By the time Jones and other enterprisers come along, owners of
second- and third-class sites have also boosted their lot prices.
Owners get away with this because "land hoarding" in the
core creates an artificial scarcity of affordable sites. Many "Joneses"
are driven farther into the hinterland. Developers who invade open
space in a sense are "refugees," denied entry by inflated
land prices from close-in sites better suited for their ventures.
This unending race to beat speculators to cheap land expands
leapfrog growth patterns over increasingly large areas.
The amount of potential infill sites in D.C. withheld by
speculation was seen in the count of over 11,000 vacant lots and
7,000 boarded-up housing units several years ago. The District is
far from unique. One-quarter of all privately-owned land in the
nation's 100 largest central cities was vacant two decades ago, a "Compact
Cities" study by Congress revealed.
Subsidized Sprawl
Federal and state spending on misplaced highways, utilities,
schools, and the like subsidize premature urbanization of outlying
areas, magnifying chaotic growth. Tax abatements for malls in the
middle of nowhere lay waste to cornfields and forests, sapping the
vitality of older communities, especially the heart of the
metropolis.
The Post quoted sprawl defenders who typically and incorrectly
call the mini-ranch the epitome of the American dream. If
affordable, many families would choose reasonably compact walkable
neighborhoods with charm, amenities, variety, and mixed uses. People
in our region pay premiums to live in places like Capital Hill,
Alexandria's Old Town, Leesburg, Ellicott City, and Georgetown.
Increasingly popular are New Community Design (NCD) and the New
Urbanism - which are not new, but a rediscovery of the virtues of
old American cities and towns. A 2001 nationwide survey by the
National Association of Realtors found that 60 percent of the sample
favored smaller lots to save open space, 77 percent wanted
neighborhoods close to town squares, 86 percent wanted trails and
bike paths. Remarkable findings these, considering the barrage of
pro-sprawl propaganda over the past half century.

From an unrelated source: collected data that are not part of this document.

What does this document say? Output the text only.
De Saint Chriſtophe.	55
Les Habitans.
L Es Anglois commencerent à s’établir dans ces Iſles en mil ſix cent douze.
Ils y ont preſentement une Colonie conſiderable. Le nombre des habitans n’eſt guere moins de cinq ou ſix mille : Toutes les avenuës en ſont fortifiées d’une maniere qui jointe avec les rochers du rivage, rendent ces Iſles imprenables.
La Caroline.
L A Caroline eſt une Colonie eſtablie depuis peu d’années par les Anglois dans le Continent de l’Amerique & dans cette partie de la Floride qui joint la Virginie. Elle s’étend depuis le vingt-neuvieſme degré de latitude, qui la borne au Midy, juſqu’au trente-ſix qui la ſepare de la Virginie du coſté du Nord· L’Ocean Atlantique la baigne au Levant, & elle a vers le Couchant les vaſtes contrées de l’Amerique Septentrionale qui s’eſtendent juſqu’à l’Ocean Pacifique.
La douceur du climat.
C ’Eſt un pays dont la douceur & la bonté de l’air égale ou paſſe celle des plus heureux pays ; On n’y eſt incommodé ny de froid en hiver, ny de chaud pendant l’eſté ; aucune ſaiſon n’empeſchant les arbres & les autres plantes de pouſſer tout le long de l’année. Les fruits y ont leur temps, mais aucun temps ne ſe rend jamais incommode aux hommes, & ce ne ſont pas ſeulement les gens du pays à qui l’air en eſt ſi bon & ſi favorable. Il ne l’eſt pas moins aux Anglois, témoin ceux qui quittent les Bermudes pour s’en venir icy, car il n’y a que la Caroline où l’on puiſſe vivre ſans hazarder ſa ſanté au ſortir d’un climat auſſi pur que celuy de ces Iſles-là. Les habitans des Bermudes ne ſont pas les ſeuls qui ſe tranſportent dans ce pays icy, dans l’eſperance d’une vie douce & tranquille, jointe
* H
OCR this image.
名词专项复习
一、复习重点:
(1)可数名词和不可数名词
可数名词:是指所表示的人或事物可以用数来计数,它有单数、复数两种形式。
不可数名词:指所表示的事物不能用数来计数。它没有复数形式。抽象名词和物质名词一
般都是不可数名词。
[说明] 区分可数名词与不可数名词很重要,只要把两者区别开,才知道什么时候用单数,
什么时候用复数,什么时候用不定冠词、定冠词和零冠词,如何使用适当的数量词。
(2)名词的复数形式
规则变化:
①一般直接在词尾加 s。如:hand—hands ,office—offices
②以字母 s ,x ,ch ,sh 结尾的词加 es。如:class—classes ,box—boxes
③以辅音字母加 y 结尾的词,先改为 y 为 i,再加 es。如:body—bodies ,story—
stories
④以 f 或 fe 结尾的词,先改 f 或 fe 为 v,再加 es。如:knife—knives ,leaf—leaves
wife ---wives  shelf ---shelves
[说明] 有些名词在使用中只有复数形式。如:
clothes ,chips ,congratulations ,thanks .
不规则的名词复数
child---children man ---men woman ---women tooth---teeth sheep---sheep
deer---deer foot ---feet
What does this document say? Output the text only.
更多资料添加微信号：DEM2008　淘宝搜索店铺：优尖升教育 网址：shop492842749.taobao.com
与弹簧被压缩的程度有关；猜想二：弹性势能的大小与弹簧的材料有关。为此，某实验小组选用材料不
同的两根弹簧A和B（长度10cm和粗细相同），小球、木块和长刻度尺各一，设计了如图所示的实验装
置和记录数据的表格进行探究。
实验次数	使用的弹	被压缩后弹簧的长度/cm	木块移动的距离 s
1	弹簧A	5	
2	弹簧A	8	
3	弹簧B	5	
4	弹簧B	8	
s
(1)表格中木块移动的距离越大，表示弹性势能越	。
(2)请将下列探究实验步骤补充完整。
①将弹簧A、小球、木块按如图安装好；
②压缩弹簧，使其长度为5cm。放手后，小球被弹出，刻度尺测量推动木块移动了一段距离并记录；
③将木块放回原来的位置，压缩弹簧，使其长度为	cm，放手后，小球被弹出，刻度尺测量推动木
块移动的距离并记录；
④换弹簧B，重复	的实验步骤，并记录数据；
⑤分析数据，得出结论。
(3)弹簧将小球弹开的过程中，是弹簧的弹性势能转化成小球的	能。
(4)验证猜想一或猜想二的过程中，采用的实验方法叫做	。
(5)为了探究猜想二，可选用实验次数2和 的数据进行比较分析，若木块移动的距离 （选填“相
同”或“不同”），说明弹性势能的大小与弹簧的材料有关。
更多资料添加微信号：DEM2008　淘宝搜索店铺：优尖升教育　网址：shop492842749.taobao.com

As inflated land costs (and perceptions about crime and schools)
drive middle income families far from choice central neighborhoods,
their new localities must duplicate the police, water systems, and
schools left behind, plus roads to get back to work places, shops,
restaurants, and theaters. High taxes required to construct and
maintain our over-extended public facilities and services encourage
new home seekers to go even farther afield.
It is easy to blame land speculators. But the real culprits are
the upside-down property tax incentives, inappropriate
infrastructure investments, and land-use policies that spur
speculation. These incentives make it profitable to keep prime
locations in cold storage, to board up rental housing, and to block
the path of normal growth in appropriate city and town centers.
Taking the Profit Out of Sprawl
The challenge is to take the profit out of sprawl so the massive
inventory of skipped-over prime locations, cited above, can be put
to optimal use. Jurisdictions can deflate high land and housing
costs by altering current taxes that favor land holding rather than
land using. Then the counties' crutches, short-term palliatives at
best, can be discarded. Only then can Smart Growth proceed, saving
both our countryside and our communities.